According to ComScore, Android is now (back) at 51% market share. It actually achieved this market share earlier last year, and has mostly stagnated around 50%, but then the big iPhone 4S launch came, and dropped Android’s market share for about a quarter by a few percentage points. But now Android is back at over 50%, and iPhone’s market share increased as well by 1%, taken at the expense of RIM and Microsoft.
Speaking of Microsoft, these numbers actually show installed base for the new quarter, not the new sales done last quarter, so the 3.9% number actually refers to the installed base of both Windows Mobile 6 users and Windows Phone 7 users. But this also means that WP7 is not growing fast enough for the total user base to increase in market share. It means Microsoft is losing users faster than they are making them.

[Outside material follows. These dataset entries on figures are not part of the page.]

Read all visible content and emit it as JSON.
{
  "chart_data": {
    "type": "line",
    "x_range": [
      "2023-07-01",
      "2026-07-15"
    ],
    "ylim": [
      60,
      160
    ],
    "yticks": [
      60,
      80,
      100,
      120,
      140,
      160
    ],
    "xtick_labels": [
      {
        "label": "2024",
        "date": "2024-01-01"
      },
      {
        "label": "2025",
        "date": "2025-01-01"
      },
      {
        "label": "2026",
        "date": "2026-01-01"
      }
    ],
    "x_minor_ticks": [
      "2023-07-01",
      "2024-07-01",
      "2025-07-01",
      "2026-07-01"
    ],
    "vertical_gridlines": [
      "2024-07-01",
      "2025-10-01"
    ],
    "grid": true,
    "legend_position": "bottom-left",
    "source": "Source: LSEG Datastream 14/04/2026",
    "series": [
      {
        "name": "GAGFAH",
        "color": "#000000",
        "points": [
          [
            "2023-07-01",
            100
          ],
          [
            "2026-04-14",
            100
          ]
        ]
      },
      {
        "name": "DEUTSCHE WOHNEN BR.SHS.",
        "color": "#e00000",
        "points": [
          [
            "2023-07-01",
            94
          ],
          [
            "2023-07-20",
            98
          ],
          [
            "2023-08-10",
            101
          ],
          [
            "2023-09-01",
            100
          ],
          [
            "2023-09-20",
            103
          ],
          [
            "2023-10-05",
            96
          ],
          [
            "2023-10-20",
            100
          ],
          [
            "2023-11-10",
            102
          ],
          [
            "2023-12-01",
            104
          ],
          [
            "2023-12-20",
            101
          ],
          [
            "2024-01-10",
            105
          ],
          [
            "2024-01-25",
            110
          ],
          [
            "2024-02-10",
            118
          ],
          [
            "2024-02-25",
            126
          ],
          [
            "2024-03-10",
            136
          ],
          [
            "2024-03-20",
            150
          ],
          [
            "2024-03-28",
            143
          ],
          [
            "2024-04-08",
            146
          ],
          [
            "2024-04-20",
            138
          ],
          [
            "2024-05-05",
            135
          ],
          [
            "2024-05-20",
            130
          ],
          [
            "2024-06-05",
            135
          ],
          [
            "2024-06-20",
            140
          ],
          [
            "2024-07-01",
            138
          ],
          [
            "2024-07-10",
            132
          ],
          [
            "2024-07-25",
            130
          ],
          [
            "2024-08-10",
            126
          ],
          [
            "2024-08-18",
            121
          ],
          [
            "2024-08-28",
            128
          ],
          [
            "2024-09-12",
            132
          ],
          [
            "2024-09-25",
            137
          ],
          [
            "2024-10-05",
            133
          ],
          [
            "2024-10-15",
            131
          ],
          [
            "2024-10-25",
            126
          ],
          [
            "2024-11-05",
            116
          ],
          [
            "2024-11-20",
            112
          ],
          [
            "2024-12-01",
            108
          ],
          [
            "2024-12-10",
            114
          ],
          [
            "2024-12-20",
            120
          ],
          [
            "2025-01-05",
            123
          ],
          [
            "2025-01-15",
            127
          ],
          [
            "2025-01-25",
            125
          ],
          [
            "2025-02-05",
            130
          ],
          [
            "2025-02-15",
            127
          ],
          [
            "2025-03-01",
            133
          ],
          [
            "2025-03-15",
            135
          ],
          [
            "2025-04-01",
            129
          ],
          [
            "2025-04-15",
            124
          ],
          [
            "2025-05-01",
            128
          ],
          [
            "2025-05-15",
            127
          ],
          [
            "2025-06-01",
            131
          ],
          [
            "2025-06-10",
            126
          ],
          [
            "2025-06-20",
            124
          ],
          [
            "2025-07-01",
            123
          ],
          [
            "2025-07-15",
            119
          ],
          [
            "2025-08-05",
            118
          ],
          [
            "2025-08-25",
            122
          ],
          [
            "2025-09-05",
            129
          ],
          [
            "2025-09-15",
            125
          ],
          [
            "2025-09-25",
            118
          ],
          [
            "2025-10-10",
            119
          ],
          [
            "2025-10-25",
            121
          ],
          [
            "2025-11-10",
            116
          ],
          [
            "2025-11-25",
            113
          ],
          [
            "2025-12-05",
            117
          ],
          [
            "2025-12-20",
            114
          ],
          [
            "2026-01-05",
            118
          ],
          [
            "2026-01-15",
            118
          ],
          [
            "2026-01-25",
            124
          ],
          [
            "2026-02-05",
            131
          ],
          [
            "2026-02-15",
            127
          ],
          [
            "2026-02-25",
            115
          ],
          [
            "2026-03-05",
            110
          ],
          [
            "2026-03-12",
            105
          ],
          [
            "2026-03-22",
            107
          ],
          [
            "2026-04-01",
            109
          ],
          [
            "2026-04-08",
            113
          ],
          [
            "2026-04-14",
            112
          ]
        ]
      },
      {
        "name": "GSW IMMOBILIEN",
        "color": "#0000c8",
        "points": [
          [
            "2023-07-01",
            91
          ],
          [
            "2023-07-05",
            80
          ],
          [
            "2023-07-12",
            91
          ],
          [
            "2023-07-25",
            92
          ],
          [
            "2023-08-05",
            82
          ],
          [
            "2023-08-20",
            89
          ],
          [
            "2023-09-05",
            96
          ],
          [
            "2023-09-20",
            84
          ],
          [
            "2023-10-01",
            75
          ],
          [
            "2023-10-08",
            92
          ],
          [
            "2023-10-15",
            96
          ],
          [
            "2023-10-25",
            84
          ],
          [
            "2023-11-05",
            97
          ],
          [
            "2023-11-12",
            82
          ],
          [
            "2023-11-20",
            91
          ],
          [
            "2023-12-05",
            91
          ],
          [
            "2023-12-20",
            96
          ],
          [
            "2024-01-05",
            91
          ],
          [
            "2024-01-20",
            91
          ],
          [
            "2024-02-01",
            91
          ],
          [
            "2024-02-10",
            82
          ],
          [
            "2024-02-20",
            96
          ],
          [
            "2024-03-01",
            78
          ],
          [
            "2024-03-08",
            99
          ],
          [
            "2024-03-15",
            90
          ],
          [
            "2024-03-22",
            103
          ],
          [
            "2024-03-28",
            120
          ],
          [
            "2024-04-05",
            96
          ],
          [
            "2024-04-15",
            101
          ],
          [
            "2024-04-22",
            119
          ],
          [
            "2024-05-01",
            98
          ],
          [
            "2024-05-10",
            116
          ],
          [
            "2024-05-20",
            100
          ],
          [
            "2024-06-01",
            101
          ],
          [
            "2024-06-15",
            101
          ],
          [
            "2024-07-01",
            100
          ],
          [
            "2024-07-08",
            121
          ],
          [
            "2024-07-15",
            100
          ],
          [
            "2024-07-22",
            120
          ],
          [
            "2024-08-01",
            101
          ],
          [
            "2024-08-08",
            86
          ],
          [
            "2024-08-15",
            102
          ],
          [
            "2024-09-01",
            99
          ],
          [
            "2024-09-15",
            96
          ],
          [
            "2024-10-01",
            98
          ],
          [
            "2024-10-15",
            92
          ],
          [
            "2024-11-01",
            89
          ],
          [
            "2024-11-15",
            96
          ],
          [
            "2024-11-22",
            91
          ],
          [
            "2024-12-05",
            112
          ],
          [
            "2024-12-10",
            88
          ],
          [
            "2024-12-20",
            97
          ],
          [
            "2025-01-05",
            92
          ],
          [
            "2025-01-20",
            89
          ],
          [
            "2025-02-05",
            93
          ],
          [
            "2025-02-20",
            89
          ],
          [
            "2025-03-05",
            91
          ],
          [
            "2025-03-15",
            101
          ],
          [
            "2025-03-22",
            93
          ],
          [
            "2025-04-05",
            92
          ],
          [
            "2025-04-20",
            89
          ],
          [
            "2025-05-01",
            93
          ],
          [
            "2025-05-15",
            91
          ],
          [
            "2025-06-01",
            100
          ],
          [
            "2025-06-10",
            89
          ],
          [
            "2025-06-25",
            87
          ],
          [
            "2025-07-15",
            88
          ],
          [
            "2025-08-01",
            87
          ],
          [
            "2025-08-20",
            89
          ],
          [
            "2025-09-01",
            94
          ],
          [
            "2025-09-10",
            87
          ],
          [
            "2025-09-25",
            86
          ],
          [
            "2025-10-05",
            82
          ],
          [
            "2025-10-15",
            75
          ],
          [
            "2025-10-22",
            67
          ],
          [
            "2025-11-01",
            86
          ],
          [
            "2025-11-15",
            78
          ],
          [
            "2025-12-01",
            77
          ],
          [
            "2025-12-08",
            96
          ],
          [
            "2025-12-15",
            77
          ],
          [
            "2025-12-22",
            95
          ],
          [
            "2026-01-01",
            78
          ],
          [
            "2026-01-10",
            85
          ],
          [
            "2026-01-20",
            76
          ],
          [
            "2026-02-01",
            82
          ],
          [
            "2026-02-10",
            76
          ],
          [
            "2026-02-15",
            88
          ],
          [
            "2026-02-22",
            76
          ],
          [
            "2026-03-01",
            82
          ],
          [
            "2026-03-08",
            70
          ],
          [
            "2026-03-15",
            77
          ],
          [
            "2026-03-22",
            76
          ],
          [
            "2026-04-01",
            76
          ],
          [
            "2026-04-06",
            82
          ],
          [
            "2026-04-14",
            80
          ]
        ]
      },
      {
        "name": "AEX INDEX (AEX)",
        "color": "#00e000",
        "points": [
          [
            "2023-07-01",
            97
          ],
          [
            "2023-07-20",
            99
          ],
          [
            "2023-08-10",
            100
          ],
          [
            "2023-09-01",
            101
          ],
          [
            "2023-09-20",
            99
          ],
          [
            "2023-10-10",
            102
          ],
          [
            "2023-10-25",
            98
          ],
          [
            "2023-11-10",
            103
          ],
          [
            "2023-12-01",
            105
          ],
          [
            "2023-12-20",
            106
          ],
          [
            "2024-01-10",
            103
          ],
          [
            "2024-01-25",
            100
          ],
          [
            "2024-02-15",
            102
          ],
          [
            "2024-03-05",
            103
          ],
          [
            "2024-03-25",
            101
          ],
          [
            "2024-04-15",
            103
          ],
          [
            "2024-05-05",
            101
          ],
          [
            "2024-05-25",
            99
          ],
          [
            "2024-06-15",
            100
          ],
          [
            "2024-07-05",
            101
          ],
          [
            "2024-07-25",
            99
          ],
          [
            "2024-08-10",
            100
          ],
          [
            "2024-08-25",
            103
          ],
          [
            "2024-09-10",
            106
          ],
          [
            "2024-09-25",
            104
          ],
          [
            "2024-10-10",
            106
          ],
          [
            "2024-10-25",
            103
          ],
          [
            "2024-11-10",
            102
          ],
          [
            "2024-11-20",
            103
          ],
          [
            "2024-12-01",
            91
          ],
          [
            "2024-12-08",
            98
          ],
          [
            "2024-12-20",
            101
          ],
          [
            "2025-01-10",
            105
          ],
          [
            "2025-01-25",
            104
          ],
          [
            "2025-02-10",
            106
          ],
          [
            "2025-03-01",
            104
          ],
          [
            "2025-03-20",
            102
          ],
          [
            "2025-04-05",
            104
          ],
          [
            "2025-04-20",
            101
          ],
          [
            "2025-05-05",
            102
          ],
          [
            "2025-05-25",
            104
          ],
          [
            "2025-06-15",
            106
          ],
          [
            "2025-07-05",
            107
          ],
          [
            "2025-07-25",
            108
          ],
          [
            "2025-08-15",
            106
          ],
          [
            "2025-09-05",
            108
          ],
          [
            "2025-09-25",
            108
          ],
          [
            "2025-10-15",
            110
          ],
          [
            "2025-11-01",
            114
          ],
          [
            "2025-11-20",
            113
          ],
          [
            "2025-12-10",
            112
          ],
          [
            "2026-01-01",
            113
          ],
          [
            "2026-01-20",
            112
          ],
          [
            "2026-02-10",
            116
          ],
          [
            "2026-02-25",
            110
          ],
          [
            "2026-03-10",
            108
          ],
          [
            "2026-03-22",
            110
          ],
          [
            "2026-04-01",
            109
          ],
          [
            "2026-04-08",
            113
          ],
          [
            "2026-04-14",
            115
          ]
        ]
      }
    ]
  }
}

RIM lost quite a bit last quarter, and if this keeps up, even Blackberry 10 might not save them this fall, but as I said before, it all depends on how well they execute the launch of BB10. If the BB10 OS and its ecosystem is half-baked at launch, then the downwards trend will continue for RIM, and probably nothing but an acquisition would save them. I’d strongly suggest them they try to license the OS to as many other manufacturers as possible if they want it to mean anything. At the very least it could become the 3rd ecosystem behind Android and iOS.
Right now Android is still looking strong, although in US it seems to have stabilized, and will probably remain at 50%, not a bad market share at all, while globally, they will probably surpass 60% and maybe even 70% thanks to poorer countries like China and India, where they obviously can’t all afford iPhones.